You can also specify which languages to load for multilingual/cross-lingual tasks like below:

import mteb

tasks = [
    mteb.get_task("AmazonReviewsClassification", languages = ["eng", "fra"]),
    mteb.get_task("BUCCBitextMining", languages = ["deu"]), # all subsets containing "deu"
]
For more information see the documention for get_tasks and get_task.

Selecting Evaluation Split or Subsets

A task in mteb mirrors the structure of a dataset on Huggingface. It includes a splits (i.e. "test") and a subset.
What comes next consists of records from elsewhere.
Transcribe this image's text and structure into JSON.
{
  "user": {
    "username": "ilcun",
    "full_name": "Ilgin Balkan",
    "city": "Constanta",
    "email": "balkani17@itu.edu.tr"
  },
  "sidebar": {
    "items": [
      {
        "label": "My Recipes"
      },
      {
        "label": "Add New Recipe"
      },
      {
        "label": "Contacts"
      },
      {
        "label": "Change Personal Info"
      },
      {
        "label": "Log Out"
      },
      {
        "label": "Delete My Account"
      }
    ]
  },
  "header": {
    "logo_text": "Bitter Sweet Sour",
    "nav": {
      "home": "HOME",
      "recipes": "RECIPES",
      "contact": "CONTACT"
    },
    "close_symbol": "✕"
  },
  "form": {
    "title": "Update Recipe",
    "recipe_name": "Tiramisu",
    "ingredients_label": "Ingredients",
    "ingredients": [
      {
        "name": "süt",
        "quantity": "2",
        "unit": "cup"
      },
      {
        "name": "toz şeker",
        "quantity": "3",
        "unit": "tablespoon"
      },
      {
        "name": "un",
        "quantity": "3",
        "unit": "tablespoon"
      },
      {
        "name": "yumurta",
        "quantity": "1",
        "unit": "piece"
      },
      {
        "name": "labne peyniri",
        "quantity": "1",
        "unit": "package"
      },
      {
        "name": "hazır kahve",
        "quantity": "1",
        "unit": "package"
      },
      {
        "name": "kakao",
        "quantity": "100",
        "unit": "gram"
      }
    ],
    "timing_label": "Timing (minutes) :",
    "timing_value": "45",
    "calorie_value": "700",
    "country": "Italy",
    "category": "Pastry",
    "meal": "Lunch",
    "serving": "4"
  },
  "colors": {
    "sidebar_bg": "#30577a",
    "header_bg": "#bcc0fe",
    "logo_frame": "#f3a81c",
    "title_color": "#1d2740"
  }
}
# selecting an evaluation split
task = mteb.get_task("Banking77Classification", eval_splits=["test"])
# selecting a Huggingface subset
task = mteb.get_task("AmazonReviewsClassification", hf_subsets=["en", "fr"])

What is a subset?

A subset on a Huggingface dataset is what you specify after the dataset name, e.g. datasets.load_dataset("nyu-mll/glue", "cola"). Often the subset does not need to be defined and is left as "default". The subset is however useful, especially for multilingual datasets to specify the desired language or language pair e.g. in mteb/bucc-bitext-mining we might want to evaluate only on the French-English subset "fr-en".

Using a Custom Task

To evaluate on a custom task, you can run the following code on your custom task. See how to add a new task, for how to create a new task in MTEB.

import mteb
from mteb.abstasks.AbsTaskReranking import AbsTaskReranking


class MyCustomTask(AbsTaskReranking):
    ...

model = mteb.get_model(...)
results = mteb.evaluate(model, tasks=[MyCustomTask()])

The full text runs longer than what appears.